Life is hard. I certainly feel lost at times, aimlessly wandering for peace of mind, for human intimacy, for some sense of meaningfulness. All of these things in my head boil down to anxiety, and manifest as such. But I must remind myself that this anxiety I deal with every day isn’t so bad. I always think about how my body is tense and aching with anxiety, but anxiety is really not all too different from general excitement and exuberance. They can both be thought of as heightened states where your body feels tense and like there is some kind of turbulent energy coursing through your veins.
When it comes to anxiety and excitement, it’s just the contextual frame you put around those feelings that make them seem good or bad. The way you interpret those feelings, whether you are drearily anticipating work or going on a roller coaster, is up to you. But most of these feelings aren’t inherently bad. We tell ourselves they are bad, and thus perpetuate a narrative where we suffer. If there is anything I have learned, it is that the external world, that which we fear the most, is secondary. The external world is only a projection of the real master, the internal state, the mind.
With all of this in mind, I practiced mindfulness and gratitude today after several days of having a black cloud over me. I am proud of that. I did something. I stepped in a new, hopefully more positive and empowered direction. I have much to be thankful for and I don’t want to let the negative brat in my mind win. I will keep fighting the good fight and see where this life takes me. To the next adventure!

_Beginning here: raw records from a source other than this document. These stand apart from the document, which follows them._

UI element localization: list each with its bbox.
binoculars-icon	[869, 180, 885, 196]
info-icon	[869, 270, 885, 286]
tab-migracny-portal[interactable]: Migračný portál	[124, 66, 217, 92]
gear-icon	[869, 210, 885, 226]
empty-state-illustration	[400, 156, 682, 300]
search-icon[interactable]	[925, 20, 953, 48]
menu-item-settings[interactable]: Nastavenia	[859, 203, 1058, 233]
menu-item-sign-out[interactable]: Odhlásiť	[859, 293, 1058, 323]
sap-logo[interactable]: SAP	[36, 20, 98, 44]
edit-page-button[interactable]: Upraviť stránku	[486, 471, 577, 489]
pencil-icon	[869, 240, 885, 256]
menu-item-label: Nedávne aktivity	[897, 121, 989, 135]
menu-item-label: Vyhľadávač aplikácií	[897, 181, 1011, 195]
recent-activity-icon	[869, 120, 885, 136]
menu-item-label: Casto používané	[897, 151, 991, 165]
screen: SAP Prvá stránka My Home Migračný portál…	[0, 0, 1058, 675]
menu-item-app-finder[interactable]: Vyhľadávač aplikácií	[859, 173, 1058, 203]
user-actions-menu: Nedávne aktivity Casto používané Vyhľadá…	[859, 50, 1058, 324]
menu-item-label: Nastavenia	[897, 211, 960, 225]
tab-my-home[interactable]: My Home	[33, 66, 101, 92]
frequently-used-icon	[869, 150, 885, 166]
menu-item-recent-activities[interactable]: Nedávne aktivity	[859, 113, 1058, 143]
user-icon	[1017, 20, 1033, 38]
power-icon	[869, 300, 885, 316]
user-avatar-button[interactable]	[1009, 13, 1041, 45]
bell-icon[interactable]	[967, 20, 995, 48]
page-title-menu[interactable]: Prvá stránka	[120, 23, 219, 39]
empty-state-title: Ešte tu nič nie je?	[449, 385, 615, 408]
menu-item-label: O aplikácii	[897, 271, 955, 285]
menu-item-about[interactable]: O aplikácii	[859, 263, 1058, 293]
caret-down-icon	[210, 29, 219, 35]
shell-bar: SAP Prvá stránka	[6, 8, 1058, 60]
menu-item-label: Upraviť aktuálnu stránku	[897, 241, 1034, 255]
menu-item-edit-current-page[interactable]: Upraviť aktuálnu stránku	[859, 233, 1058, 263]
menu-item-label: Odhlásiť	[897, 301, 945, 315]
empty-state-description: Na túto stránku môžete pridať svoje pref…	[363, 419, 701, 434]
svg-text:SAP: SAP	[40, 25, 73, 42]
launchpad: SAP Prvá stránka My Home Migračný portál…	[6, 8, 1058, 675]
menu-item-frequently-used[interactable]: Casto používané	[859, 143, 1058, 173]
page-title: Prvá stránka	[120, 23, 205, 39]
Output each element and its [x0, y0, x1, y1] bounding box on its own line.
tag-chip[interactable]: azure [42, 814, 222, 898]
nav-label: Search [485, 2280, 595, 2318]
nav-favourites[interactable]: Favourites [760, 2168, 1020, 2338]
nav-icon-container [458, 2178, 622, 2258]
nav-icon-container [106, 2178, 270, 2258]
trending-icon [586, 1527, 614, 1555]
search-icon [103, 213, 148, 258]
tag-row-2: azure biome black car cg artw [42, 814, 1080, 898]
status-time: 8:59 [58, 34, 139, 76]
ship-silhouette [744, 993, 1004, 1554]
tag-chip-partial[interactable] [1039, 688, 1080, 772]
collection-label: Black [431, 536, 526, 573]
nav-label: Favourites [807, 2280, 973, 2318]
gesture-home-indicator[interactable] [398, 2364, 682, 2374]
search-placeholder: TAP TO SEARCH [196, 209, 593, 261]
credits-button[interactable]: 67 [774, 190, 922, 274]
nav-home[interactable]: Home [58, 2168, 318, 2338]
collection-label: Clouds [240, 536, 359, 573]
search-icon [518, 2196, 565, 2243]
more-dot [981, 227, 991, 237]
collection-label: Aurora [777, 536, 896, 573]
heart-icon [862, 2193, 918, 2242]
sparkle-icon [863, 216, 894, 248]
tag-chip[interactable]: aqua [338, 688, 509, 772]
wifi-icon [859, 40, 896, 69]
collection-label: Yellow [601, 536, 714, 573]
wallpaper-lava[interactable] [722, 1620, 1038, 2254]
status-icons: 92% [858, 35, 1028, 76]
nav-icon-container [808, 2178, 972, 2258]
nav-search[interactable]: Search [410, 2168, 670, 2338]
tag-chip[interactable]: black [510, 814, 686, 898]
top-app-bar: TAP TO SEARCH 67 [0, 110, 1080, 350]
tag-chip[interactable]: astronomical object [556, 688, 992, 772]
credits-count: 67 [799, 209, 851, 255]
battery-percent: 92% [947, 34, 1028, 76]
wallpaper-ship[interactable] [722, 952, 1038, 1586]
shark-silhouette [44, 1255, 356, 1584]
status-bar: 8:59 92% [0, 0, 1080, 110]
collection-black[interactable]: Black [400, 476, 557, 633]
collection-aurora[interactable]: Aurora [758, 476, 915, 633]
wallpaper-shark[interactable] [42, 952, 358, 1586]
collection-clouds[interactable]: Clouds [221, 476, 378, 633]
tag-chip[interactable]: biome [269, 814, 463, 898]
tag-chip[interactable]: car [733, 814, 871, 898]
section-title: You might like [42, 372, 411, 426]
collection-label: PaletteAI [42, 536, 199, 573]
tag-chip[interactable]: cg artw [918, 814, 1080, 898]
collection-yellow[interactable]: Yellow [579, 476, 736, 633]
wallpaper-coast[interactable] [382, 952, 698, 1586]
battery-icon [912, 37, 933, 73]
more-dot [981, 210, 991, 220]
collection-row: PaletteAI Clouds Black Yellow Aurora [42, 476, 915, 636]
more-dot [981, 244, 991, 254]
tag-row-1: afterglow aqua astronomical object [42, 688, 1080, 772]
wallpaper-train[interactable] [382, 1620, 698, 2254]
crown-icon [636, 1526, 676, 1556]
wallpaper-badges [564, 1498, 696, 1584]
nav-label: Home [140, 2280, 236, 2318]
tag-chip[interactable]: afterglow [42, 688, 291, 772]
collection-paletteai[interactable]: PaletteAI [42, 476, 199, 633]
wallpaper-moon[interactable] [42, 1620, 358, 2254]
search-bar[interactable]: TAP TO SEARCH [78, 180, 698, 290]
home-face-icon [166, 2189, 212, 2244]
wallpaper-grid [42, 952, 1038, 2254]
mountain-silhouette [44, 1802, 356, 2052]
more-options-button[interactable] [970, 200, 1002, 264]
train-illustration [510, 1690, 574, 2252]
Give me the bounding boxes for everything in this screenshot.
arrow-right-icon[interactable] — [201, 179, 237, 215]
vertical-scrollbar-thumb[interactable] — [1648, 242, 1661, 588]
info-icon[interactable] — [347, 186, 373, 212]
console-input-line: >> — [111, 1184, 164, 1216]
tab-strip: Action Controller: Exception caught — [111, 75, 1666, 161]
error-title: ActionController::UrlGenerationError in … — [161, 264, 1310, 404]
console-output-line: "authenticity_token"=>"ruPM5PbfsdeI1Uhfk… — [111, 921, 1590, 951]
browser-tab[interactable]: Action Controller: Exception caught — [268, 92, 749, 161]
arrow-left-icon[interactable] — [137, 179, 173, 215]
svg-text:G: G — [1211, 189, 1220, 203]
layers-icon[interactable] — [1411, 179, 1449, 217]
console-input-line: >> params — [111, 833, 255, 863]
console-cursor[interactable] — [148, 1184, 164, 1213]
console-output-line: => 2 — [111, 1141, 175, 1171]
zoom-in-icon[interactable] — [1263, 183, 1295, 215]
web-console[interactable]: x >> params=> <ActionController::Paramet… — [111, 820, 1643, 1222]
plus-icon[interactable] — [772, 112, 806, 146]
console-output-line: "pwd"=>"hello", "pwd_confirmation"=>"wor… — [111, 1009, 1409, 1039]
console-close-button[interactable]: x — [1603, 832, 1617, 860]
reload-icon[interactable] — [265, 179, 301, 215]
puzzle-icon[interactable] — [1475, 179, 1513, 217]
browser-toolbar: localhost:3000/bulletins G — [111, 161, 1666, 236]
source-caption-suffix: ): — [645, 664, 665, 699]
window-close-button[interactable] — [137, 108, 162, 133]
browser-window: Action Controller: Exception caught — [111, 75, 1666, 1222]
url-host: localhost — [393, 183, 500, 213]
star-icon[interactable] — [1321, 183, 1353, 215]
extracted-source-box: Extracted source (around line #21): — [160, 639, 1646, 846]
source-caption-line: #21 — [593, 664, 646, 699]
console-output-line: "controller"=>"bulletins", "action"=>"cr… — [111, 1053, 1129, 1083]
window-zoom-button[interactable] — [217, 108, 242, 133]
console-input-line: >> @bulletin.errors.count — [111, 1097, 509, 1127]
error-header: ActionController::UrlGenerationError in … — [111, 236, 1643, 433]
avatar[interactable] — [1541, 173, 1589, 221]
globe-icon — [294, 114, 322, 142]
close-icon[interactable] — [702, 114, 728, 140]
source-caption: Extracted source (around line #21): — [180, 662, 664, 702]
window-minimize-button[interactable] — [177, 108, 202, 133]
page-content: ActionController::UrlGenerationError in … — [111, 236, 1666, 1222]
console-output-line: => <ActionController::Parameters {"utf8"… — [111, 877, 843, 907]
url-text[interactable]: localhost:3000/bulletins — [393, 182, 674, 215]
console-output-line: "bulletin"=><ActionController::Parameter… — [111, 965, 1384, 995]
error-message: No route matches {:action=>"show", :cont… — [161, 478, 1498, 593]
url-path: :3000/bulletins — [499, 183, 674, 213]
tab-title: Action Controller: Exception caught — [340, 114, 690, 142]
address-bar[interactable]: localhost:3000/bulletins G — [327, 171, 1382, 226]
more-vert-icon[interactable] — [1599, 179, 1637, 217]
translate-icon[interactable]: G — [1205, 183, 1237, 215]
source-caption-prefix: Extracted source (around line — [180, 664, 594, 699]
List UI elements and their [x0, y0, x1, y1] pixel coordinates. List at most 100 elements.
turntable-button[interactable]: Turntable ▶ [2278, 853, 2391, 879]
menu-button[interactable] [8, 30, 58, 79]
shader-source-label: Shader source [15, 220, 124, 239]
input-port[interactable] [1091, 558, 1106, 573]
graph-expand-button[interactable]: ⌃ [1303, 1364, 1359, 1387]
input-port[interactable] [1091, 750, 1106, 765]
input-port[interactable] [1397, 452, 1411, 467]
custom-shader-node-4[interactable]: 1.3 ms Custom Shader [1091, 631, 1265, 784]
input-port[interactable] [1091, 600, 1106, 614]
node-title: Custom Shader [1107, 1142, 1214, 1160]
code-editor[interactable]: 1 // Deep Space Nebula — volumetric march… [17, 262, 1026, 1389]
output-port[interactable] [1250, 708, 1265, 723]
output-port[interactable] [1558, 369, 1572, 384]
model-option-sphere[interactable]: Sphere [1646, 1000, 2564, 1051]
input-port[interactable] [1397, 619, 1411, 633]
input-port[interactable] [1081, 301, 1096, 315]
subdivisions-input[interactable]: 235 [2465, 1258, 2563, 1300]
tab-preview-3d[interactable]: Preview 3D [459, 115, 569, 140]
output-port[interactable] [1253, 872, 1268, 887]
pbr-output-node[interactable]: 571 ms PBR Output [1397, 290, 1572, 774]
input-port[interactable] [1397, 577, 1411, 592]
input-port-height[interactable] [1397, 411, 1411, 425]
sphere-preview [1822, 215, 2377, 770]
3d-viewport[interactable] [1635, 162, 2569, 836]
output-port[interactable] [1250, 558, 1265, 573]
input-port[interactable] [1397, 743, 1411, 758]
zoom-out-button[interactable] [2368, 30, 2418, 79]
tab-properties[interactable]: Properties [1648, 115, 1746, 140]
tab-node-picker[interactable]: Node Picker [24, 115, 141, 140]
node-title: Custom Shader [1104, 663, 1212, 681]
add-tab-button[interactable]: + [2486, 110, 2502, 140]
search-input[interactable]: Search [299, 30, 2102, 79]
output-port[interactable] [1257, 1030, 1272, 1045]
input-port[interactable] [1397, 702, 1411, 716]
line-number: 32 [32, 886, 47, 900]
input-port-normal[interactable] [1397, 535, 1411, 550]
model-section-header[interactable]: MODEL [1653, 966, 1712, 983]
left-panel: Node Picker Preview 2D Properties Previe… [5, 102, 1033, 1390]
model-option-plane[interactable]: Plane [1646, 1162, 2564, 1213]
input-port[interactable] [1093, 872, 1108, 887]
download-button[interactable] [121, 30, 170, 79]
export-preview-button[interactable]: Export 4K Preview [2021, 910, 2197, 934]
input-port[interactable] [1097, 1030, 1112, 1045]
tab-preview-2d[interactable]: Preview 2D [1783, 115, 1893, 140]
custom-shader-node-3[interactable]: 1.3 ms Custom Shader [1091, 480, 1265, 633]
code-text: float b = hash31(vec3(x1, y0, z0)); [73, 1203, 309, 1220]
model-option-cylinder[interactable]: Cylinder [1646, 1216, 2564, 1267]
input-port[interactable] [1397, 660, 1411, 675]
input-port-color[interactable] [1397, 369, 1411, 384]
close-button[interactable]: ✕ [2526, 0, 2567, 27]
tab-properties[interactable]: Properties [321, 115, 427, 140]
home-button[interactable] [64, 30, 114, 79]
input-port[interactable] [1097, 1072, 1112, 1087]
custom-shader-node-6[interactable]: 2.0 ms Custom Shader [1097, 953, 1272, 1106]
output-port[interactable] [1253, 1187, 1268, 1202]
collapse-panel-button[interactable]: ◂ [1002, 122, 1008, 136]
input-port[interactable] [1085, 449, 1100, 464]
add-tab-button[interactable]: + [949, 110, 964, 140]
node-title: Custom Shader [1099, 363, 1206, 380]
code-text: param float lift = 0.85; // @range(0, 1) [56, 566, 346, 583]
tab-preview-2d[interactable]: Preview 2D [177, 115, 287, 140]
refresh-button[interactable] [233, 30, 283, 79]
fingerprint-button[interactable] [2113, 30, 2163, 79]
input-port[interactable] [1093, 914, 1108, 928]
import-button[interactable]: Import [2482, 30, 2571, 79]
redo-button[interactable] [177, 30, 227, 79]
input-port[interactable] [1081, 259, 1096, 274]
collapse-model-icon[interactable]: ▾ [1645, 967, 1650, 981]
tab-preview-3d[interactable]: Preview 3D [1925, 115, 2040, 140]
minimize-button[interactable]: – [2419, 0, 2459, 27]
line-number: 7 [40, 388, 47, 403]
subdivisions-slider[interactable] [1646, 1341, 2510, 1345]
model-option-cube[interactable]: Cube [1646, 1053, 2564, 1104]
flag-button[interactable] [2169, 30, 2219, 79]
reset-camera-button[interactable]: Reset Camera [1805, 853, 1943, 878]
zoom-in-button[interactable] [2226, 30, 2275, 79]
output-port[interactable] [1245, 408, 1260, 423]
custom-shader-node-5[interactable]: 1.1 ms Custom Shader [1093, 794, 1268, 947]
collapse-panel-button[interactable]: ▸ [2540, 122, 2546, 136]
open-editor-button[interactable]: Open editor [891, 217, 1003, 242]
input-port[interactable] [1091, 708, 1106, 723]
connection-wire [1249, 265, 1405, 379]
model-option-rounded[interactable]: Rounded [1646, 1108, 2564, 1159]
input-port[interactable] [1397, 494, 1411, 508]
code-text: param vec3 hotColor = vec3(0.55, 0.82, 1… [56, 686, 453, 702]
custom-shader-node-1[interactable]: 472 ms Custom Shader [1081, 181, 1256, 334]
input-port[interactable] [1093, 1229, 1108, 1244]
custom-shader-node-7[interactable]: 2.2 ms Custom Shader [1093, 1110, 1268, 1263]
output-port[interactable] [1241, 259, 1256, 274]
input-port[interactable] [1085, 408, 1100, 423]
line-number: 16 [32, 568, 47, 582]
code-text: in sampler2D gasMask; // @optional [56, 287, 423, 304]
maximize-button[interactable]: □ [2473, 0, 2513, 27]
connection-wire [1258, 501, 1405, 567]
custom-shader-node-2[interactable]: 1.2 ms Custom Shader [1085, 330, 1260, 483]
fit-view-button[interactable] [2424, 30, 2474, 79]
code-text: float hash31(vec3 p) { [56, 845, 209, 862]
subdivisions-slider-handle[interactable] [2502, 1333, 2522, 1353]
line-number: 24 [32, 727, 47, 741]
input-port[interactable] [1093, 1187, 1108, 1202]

I certainly understand that feeling. Do you think you may want to return to “settle” in Flagstaff? What do you do for work that moves you around?
LikeLike
I may move back one day, you never know. It’s definitely a neat place to live. It’s close to a lot of beautiful areas (Grand Canyon, Zion, Bruce Canyon) and cities (Phoenix, Las Vegas). It’s quite a diverse area which was a surprise to me. It’s 7,000 feet elevation on a plateau in the middle of forest and volcanic mountains. You drive two hours south and you’re in low desert with cactus and palm trees. I’m a traveling nurse, mostly working in the operating room.